Biosecurity and biocontainment approaches to minimize oral exposure to Salmonella spp. to susceptible hosts can be completed without markedly laborious or expensive practices. Avoiding overcrowding and overgrazing can reduce the load of Salmonella spp. in the environment. ⁵⁸ Cleaning and disinfecting equipment and areas contaminated with feces prevents oral exposure and spreading of contaminated material. Horses that tested positive for Salmonella spp. should be isolated from other horses for 30 d before the test is repeated. During this period, all pieces of equipment that were in contact with the infected horses should be disinfected and kept away from contact with other horses. Bleach is an effective disinfectant against Salmonella spp. Footbaths at the entrance of the stalls help preventing mechanical spread of contaminated material, but they are only effective if they are kept clean and free of organic material. Manure should be disposed in a way that no horses will have contact with it. Historically, it has been recommended that after 30 d of isolation, Salmonella spp. cultures should be repeated on 5 fecal samples taken at 12-h intervals and, only after a horse tests negative on these 5 samples can the horse be allowed to commingle with other horses. ⁵⁸

Cleaning and disinfection remain the main strategy to reduce bacterial contamination of the environment, which may in turn reduce the occurrence of C. perfringens–associated diarrhea. The effective elimination of C. perfringens type A is not possible because this organism is ubiquitous in the environment. C. perfringens has been isolated from mare’s teats and body, but it is unknown whether instituting hygiene protocols for the mare could prevent or decrease the risk of disease development. ¹³⁸ An autogenous vaccine for the prevention of type A C. perfringens enterocolitis in foals has been reported, but data on its efficacy are not available. ¹³⁹

It is speculated that increased availability of nutrients may promote C. piliforme overgrowth in the gut of foals and their dams, as occur with other peracute clostridial diseases in foals.
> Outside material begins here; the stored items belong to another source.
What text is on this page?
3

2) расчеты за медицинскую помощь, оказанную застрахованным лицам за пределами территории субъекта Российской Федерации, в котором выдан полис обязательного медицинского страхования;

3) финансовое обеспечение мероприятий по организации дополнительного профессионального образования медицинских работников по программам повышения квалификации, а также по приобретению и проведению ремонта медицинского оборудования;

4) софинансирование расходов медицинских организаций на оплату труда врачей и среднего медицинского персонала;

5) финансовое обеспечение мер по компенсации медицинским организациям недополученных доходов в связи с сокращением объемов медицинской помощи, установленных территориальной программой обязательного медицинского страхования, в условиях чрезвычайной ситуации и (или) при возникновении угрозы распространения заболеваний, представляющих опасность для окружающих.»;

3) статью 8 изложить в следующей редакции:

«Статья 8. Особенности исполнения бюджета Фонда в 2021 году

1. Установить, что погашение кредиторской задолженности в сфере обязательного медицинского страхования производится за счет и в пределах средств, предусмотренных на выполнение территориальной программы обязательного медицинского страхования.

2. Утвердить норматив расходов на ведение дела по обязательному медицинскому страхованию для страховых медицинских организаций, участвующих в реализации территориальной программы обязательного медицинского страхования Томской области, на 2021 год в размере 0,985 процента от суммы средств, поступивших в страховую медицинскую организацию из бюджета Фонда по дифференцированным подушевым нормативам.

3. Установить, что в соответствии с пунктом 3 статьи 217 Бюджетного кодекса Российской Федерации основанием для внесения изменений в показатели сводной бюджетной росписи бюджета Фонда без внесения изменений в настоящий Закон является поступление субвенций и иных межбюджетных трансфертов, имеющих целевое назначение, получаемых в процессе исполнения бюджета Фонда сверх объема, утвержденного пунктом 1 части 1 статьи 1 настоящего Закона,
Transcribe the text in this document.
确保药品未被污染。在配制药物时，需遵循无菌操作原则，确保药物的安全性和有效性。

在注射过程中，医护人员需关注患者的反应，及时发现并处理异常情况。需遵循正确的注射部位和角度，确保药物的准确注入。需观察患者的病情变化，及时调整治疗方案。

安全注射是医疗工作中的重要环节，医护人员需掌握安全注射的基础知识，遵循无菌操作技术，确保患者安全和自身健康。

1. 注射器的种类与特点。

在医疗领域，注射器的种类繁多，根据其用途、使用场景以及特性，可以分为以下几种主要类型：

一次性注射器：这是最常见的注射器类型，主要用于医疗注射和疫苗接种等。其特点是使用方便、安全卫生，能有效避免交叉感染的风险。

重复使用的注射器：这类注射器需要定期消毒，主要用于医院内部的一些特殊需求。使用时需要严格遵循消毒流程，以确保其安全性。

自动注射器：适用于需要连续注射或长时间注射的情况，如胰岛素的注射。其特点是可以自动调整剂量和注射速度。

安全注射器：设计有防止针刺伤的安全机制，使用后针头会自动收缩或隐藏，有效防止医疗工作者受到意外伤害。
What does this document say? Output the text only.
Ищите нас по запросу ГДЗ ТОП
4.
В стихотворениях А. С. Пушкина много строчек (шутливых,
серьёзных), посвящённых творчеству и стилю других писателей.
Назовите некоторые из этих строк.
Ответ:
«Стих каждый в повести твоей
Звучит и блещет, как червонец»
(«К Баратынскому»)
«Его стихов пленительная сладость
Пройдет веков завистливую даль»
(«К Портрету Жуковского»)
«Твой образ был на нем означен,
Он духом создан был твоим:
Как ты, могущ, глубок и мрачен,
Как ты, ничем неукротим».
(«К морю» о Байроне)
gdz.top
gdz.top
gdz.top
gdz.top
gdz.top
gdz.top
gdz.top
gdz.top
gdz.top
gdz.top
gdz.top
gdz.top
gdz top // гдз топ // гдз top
Therefore, intuitively avoiding sudden changes in the diet of mares may be helpful in controlling the disease in foals. This may prove difficult to manage however, particularly in seasons such as the spring when rainfall dramatically affects the growth of grasses, and a marked increase in the protein and non-protein nitrogenous components of the forages. For most enteropathogens in horses, there are no commercially available vaccines; an exception is a vaccine for PHF, but its efficacy is unknown.

Concluding remarks

In ~50% of the cases of enterocolitis in horses, the etiology remains undetermined despite the observation of clear clinical signs and/or postmortem findings. ⁷⁹ The etiologic diagnosis of equine enterocolitis relies on gross and microscopic lesions coupled with ancillary tests. ¹⁴⁴ Gross and microscopic lesions of the alimentary tract of horses with enterocolitis may be very similar, regardless of the etiology involved, which is a complicating factor in determining the etiology. ⁸⁹ In addition, some of the bacterial agents associated with enterocolitis in horses are found in the intestine of normal animals, which can present a diagnostic challenge. An example of progress is the discovery of NetF, a toxin produced by some strains of C. perfringens type A. ⁸⁸ Although the definitive role of this toxin in cases of enterocolitis has not been established definitively, it has been postulated that strains of C. perfringens type A that produce NetF may be responsible for the condition. If this proves to be true, isolation of C. perfringens from the intestine of horses should be followed by PCR typing, including a search for the netF gene.